A learning rate scheduler is a method that adjusts the learning rate during the training process, often lowering it as the training progresses. There are several schedulers for example:

Step Decay
Exponential Decay
Cosine Annealing

10.2.3 Adaptive Learning Rate

Different Methods exist that adapt the learning rate to the problem.

AdaGrad
Adam
RMSProp

10.3 Momentum

Momentum can smooth the progression of the learning algorithm that, in turn, can accelerate the training process.

It is common to use momentum values close to 1.0, such as 0.9 and 0.99.
Since SGD converges randomly, momentum is used to remove this random aspect.
Using all previous updates, the momentum at time ‘t’ is calculated, giving more weight to the latest updates compared to the previous update in order to speed convergence
Momentum makes SGD faster.

\begin{align} v_t = \beta v_{t-1} - \eta \nabla L(w_t) \\ w_{t+1} = w_t + v_t \end{align}

Where

$w_t$ : Weights at iteration $t$
$\eta$ : Learning rate
$\nabla L(w_t)$ : Gradient of the loss function with respect to weights
$v_t$ : Velocity (tracks the moving average of gradients)
$\beta$ : Momentum coefficient (commonly $\beta \in [0.9, 0.99]$ ) Why?
Faster Convergence:
- Momentum reduces oscillations along steep gradients (e.g., in narrow valleys) by dampening the effect of gradients that alternate in direction.
- It helps the optimiser gain speed along flatter dimensions of the loss surface.
Escape from Local Minima:
- By incorporating past updates, momentum can help the optimiser “push through” small local minima or saddle points.
Stability:
- Momentum smooths the optimisation path, leading to a more stable and predictable learning process.

11. Data

11.1 Data Shuffling

It is useful to shuffle the training data during training.
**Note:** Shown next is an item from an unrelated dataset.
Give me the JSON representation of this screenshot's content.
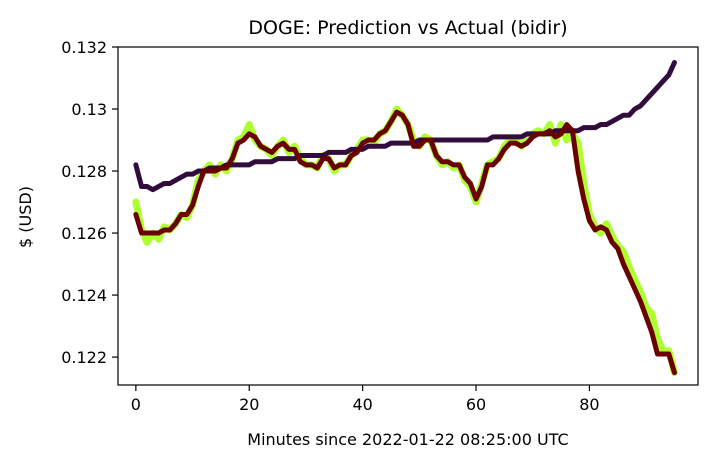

Preventing Bias: Without shuffling, the model might learn patterns based on the order of the data, leading to biased training and potentially poor generalisation to unseen data.
Randomness in Batch Selection: When training in mini-batches, shuffling ensures that each batch contains a diverse set of samples from the dataset. This randomness helps the model learn more effectively and prevents it from memorising specific patterns within a batch.
Improving Generalisation: Shuffling the data helps to ensure that the model generalises well to unseen data by exposing it to a variety of samples during training. This can lead to better performance on validation and test datasets.
Breaking Patterns: In some cases, the dataset might have inherent patterns based on the order of samples (e.g., temporal or spatial patterns). Shuffling disrupts these patterns, forcing the model to learn more robust features.
Avoiding Overfitting: Shuffling helps to mitigate overfitting by preventing the model from memorising the specific characteristics of the training data, which may not generalise well to new data.

11.2 Data Batching

A batch defines how many samples to work through before making any updates to parameters. This is useful for:

computational efficiency
paralellisability
Helps with memory management
Gradient Smoothing: By averaging gradients across a batch, training becomes less noisy
Smaller batches create a regularisation effect.